Scientists invent world's first fire-resistant, water-proof paper

Scientists invent world's first fire-resistant, water-proof paper

Beijing (Web Desk): A group of Chinese scientist at the Shanghai Institute of Ceramics has invented the world's first fire-resistant and water-proof paper.

According to the scientist, the paper resists water even when its surface is physically damaged, and is unstained by liquids such as coffee and tea. It is also able to resist heat up to 200 degrees Celsius, making it fire-resistant.

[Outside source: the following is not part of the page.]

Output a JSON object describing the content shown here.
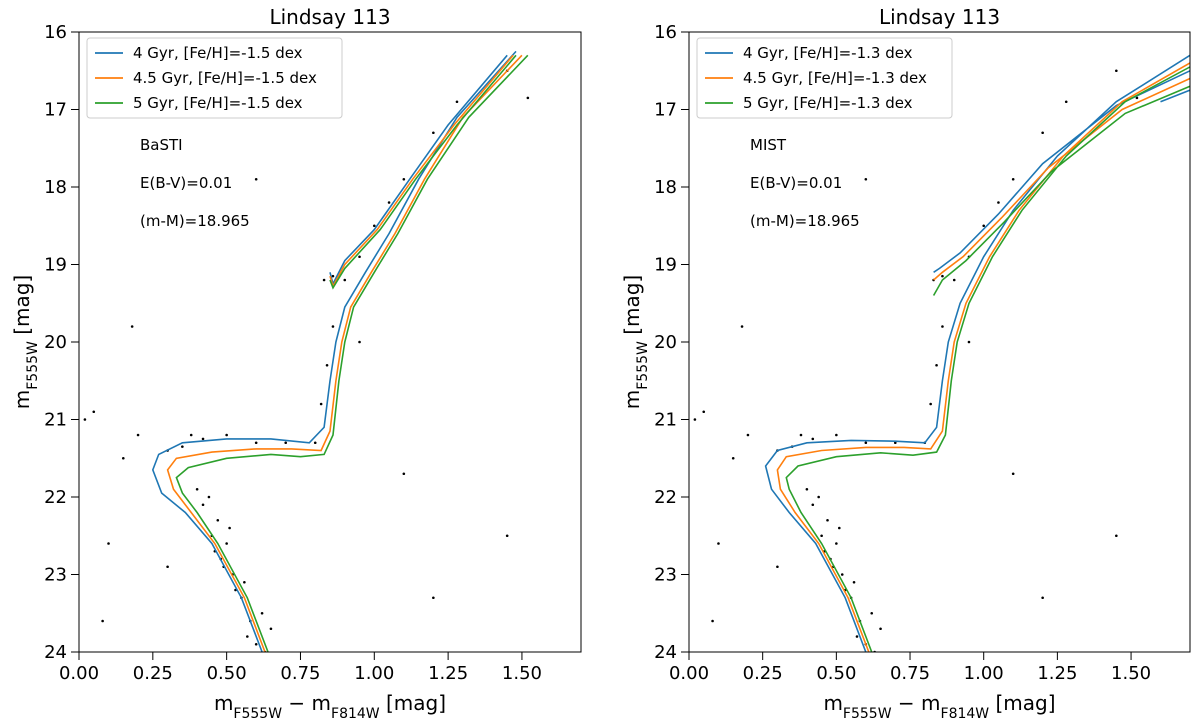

The team said that it can also be wiped clean with water, without smudging what is written on it potentially offering a far more hardy archival material for documents to survive fire or water.

According to Professor Zhu Yingjie, the lead researcher on the project, this one is unique because it combines both properties while there are ways of making paper flame resistant or less susceptible to fluids.

Contrary to simple paper made of plant fibres, this one is made with hydroxyapatite nanowires which cannot be easily destroyed by any fluid.

Hydroxyapatite is a form of calcium found commonly in bone and teeth, and gives the paper its unique qualities.

Prof Zhu said, "Traditionally, paper is made of plant fibers, which are easily destroyed by liquid."

The paper is said to cost a "few yuan" more than the production cost of an equivalent A4 sized piece of paper, but the price might be reduced if it is mass manufactured.